When he’s not clever Mach-Hommy is eloquent. He recognizes time’s value and can encapsulate an album’s weight into single lines. “Marie” is a heartfelt number dedicated to his mother and her fortitude. However, he balloons that from personal to universal, “Every time I heard the voice of God/ It was a female.” He similarly marries his personal brand to common emotional language on “Au Revoir.” After spending the track in a grimy lower register to balance out Melanie Charles’ gorgeous feature he drops his shield, “I got a bunch of family and friends/ You know we’re Haitian right.” The MC’s half-Haitian bloodline is integral to his character where he juggles English and Creole bars, sometimes swapping tongues in the same measure. His appreciation runs deeper than lip service and showmanship: 20% of proceeds from Pray for Haiti will finance computer science education through the Pray for Haiti Trust Fund.

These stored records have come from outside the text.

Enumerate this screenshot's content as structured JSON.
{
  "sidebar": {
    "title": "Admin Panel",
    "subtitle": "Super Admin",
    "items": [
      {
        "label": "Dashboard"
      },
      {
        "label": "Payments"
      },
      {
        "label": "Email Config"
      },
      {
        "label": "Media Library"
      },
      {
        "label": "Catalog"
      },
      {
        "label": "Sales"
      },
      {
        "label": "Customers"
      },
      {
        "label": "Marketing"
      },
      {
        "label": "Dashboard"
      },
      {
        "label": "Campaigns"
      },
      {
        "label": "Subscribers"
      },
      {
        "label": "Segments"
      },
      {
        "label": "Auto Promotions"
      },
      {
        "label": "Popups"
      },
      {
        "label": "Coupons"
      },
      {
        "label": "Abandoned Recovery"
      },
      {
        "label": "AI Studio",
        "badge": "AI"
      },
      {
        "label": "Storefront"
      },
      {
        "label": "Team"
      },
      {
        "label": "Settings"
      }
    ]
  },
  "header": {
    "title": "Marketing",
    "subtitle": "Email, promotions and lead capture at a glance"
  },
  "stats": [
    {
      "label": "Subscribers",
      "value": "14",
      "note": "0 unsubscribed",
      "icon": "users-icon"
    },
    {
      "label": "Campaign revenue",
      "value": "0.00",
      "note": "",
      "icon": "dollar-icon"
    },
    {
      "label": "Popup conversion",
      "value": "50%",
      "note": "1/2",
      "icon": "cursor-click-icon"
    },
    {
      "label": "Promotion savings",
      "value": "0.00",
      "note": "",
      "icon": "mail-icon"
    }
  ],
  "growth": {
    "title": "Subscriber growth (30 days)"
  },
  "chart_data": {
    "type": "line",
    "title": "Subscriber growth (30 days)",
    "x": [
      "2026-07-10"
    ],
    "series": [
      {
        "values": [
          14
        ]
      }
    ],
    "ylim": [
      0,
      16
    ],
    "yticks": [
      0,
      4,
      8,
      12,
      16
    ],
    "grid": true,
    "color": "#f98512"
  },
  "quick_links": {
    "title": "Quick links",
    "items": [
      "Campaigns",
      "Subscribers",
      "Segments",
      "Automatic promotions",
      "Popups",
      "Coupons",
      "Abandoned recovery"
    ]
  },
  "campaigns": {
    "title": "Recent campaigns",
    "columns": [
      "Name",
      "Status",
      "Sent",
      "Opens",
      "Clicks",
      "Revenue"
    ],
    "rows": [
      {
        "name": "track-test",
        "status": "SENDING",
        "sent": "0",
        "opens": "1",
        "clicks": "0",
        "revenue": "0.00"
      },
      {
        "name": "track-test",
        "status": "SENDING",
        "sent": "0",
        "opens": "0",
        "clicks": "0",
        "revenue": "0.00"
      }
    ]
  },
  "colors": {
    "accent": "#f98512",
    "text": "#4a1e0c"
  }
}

Mach-Hommy’s other talent is as a balancing agent to Pray for Haiti’s few acidic features. Westside Gunn’s brashness is emboldened by Mach-Hommy’s reserved nature on “Folie á Deux.” Elsewhere, Mach-Hommy highlights Melanie Charles’ angelic vocals, rich background flutes and seductive guitar of “Au Revoir.” Where he falls into peril is when his emulsification relegates him to a banality. In contrast to Charles, Mach-Hommy’s singing is flat and dour. It’s like eating a cookie and tasting the raw flour coating the outside. He shouts over the coarse “Murder CZN,” but his over-the-top, sing-songy approach is out of place especially beside Westside Gunn’s bombasity.

Pray for Haiti dazzles when Mach-Hommy’s motives are clear: his thirst for success for his Haitains on “Blockchain” or dedication to his mother in “Marie.” He brands himself not for rap splendor but to better solidify his game. He knows how good he is, he just has to let others find out. His mask, the actual one he sports in press photos, changes all the time. It’s not an attempt at iconography as much as it is a reclamation of his art. He inhabits the role of the storyteller. The mask thus is his character.

Pray for Haiti dazzles when Mach-Hommy’s motives are clear. He brands himself not for rap splendor but to better solidify his game.